Increasingly, there seems to be a growing consensus among other states as well to chart out action plans as per their discretion as they are disposed towards a more nuanced, bottom-up response to the evolving Covid-19 situation. A state-led response with central support of funding and response advisory frameworks can increase efficiency and avoid fissures in centre-state relations. Australia is a case in point which is doing very well to control the spread of Covid-19 by empowering decentralized governance channels.

The recent instance of the centre sending out officers to select states for monitoring has not been well-received by states like West Bengal, and questions have been raised about the criteria of selection of particular states.

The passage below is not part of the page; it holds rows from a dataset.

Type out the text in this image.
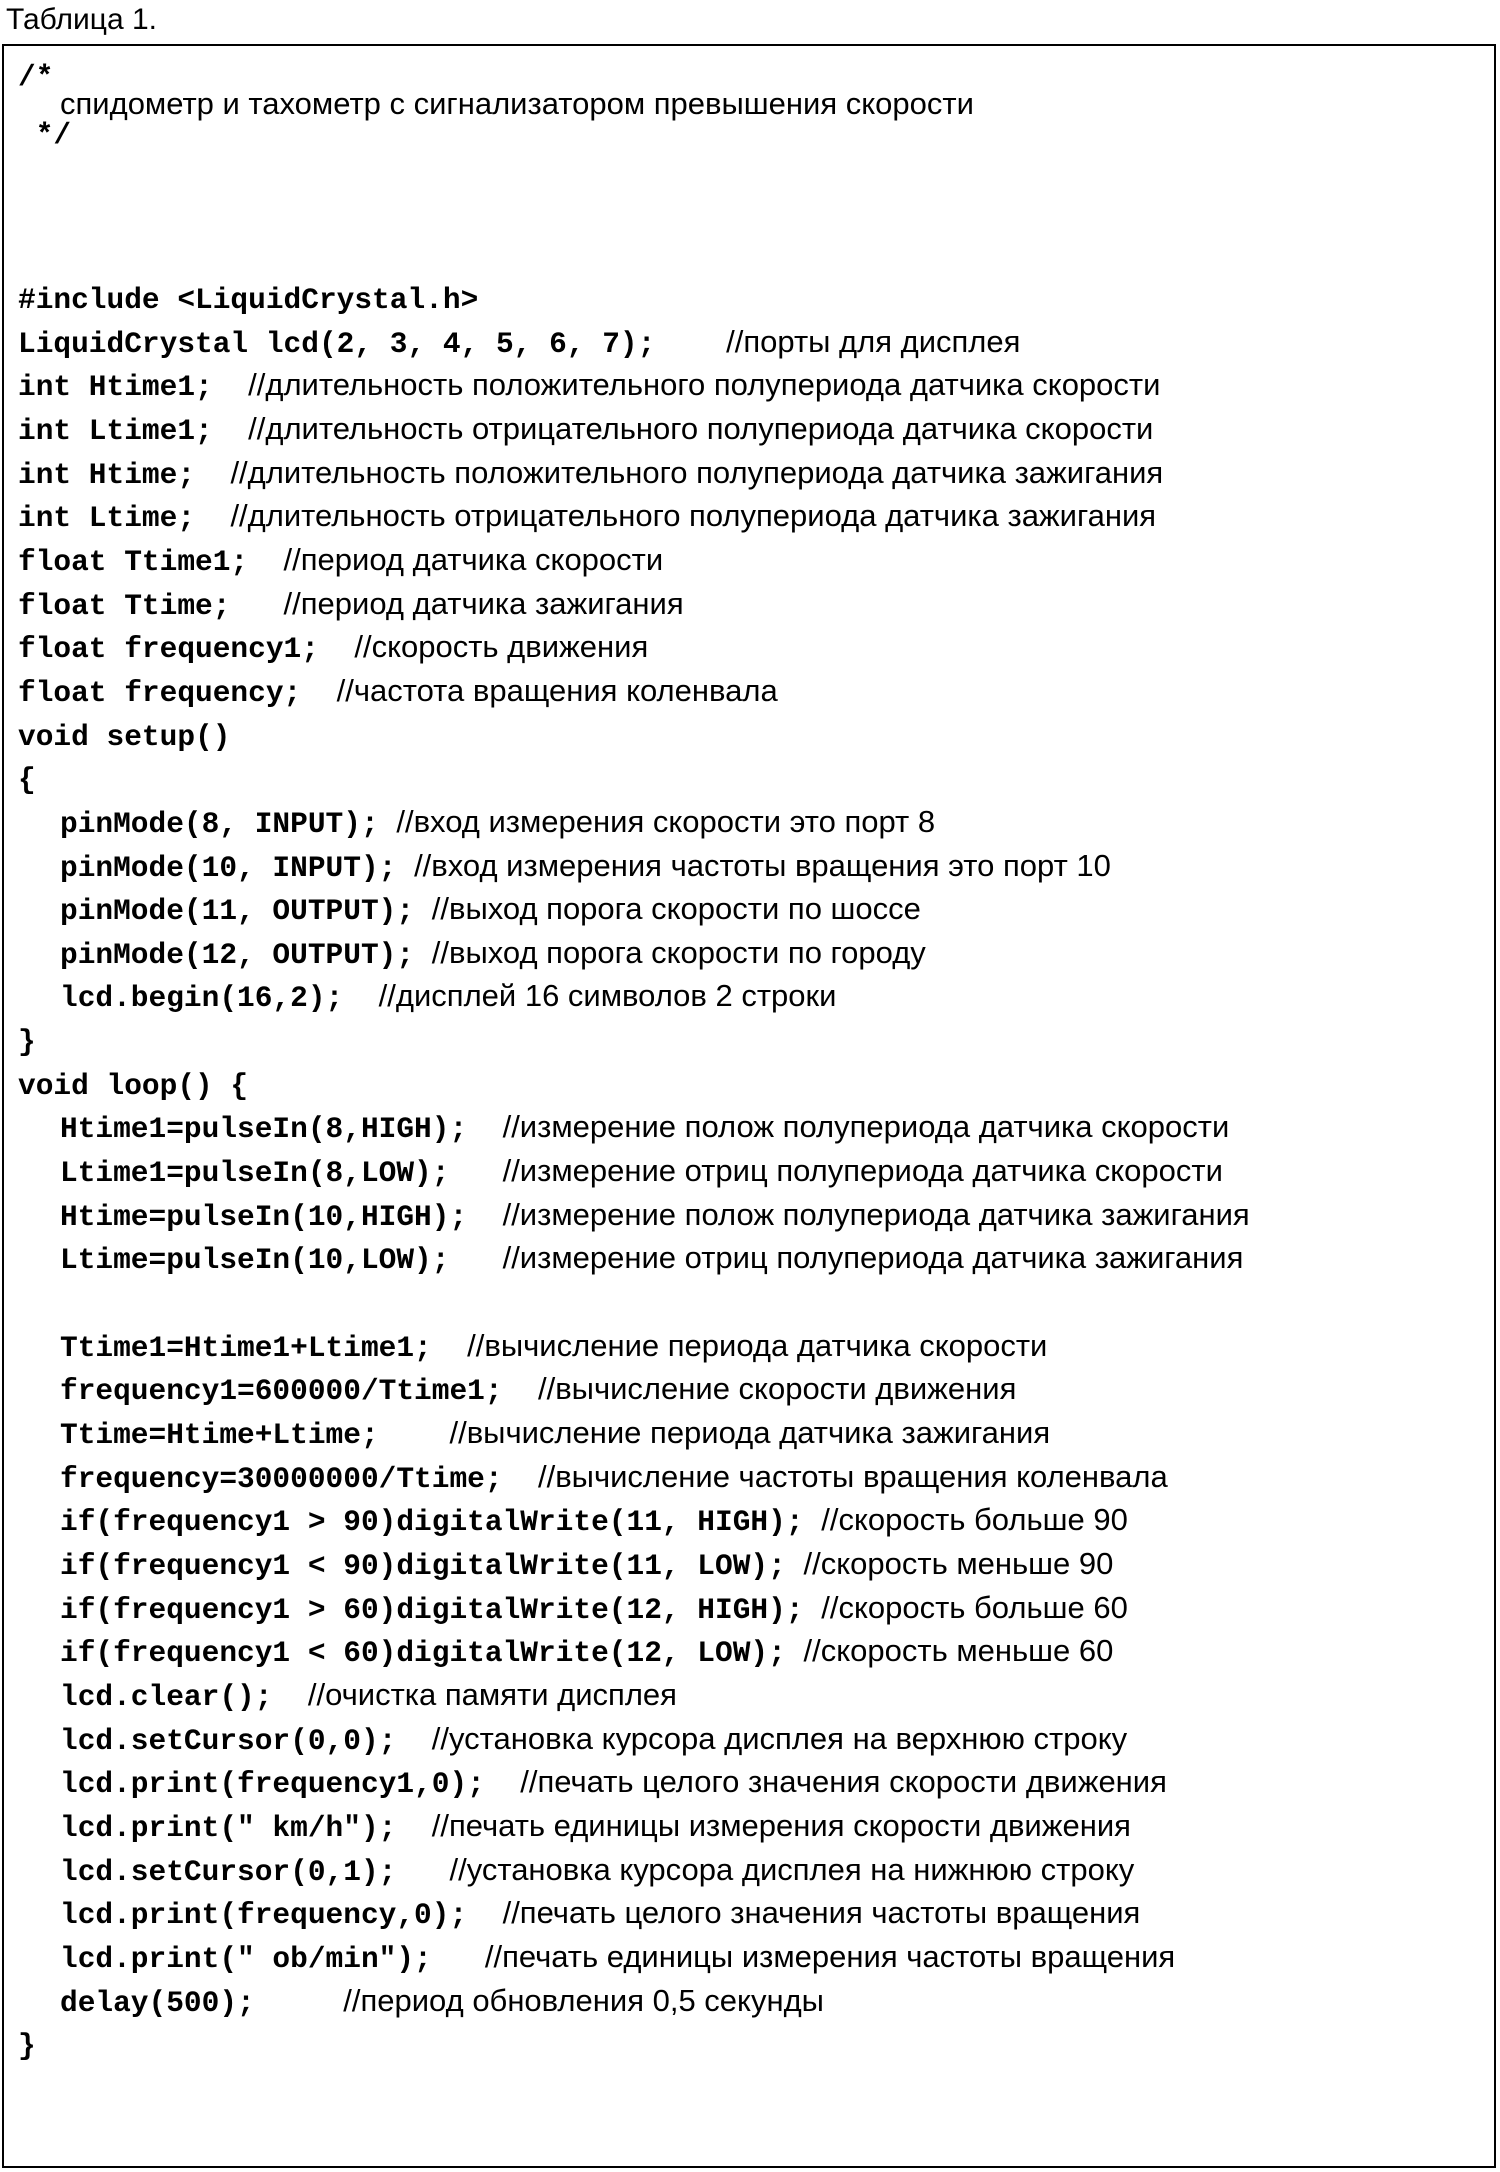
Таблица 1.
/*
спидометр и тахометр с сигнализатором превышения скорости
*/
#include <LiquidCrystal.h>
LiquidCrystal lcd(2, 3, 4, 5, 6, 7);    //порты для дисплея
int Htime1;  //длительность положительного полупериода датчика скорости
int Ltime1;  //длительность отрицательного полупериода датчика скорости
int Htime;  //длительность положительного полупериода датчика зажигания
int Ltime;  //длительность отрицательного полупериода датчика зажигания
float Ttime1;  //период датчика скорости
float Ttime;   //период датчика зажигания
float frequency1;  //скорость движения
float frequency;  //частота вращения коленвала
void setup()
{
pinMode(8, INPUT); //вход измерения скорости это порт 8
pinMode(10, INPUT); //вход измерения частоты вращения это порт 10
pinMode(11, OUTPUT); //выход порога скорости по шоссе
pinMode(12, OUTPUT); //выход порога скорости по городу
lcd.begin(16,2);  //дисплей 16 символов 2 строки
}
void loop() {
Htime1=pulseIn(8,HIGH);  //измерение полож полупериода датчика скорости
Ltime1=pulseIn(8,LOW);   //измерение отриц полупериода датчика скорости
Htime=pulseIn(10,HIGH);  //измерение полож полупериода датчика зажигания
Ltime=pulseIn(10,LOW);   //измерение отриц полупериода датчика зажигания
Ttime1=Htime1+Ltime1;  //вычисление периода датчика скорости
frequency1=600000/Ttime1;  //вычисление скорости движения
Ttime=Htime+Ltime;    //вычисление периода датчика зажигания
frequency=30000000/Ttime;  //вычисление частоты вращения коленвала
if(frequency1 > 90)digitalWrite(11, HIGH); //скорость больше 90
if(frequency1 < 90)digitalWrite(11, LOW); //скорость меньше 90
if(frequency1 > 60)digitalWrite(12, HIGH); //скорость больше 60
if(frequency1 < 60)digitalWrite(12, LOW); //скорость меньше 60
lcd.clear();  //очистка памяти дисплея
lcd.setCursor(0,0);  //установка курсора дисплея на верхнюю строку
lcd.print(frequency1,0);  //печать целого значения скорости движения
lcd.print(" km/h");  //печать единицы измерения скорости движения
lcd.setCursor(0,1);   //установка курсора дисплея на нижнюю строку
lcd.print(frequency,0);  //печать целого значения частоты вращения
lcd.print(" ob/min");   //печать единицы измерения частоты вращения
delay(500);     //период обновления 0,5 секунды
}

To ensure that states have confidence in the centre and its actions, it is critical for the centre to include them in the deliberation, discussion and planning. It is now more important than ever to institutionalise a structure for dialogue between the centre and states (such as an inter-state council) to ensure two-way communication, coordination and collaboration, and eliminate chances of distrust and mismanagement. This could formalise the recent video-conferences held by the union with all the states, a firm step in the right direction. It would signal the collaborative outlook of the centre towards the states which is needed to contain the outbreak.

Given the state’s high dependence on the centre in terms of revenue allocation, it is critical for states to have at their disposal revenue streams as they are the ones handling the crisis on the ground. Before the lockdown, the release of a support package and other due finances from the centre would have ensured that states had ample financial resources to spend on public health, lockdown enforcement and welfare support to mitigate the crisis from the beginning. At this juncture, the centre can still fiscally empower states through various ways – allowing them to borrow more, clearing their GST dues and GST compensation fund dues on an immediate basis and increasing the revenue allocation to the state for FY 2020-21.

In recent times, people across the globe have shown their increased faith in strong leaders who have a tendency to centralise things and consolidate power, and a situation like the Covid-19 has provided a fertile ground for further centralisation and consolidation of powers. However, as we have observed above, a one-size-fits-all approach has hampered our response to this pandemic. In a democracy like India, where many states are dominated by regional parties, we hope that this pandemic once again reignites the debate of cooperative federalism.

Manmeet Singh is a Public Policy Analyst and a MPP graduate from National Law School of India University (NLSIU).
Geetika Ahuja is a Policy and Governance consultant and is currently also working as a UN Local Pathways fellow.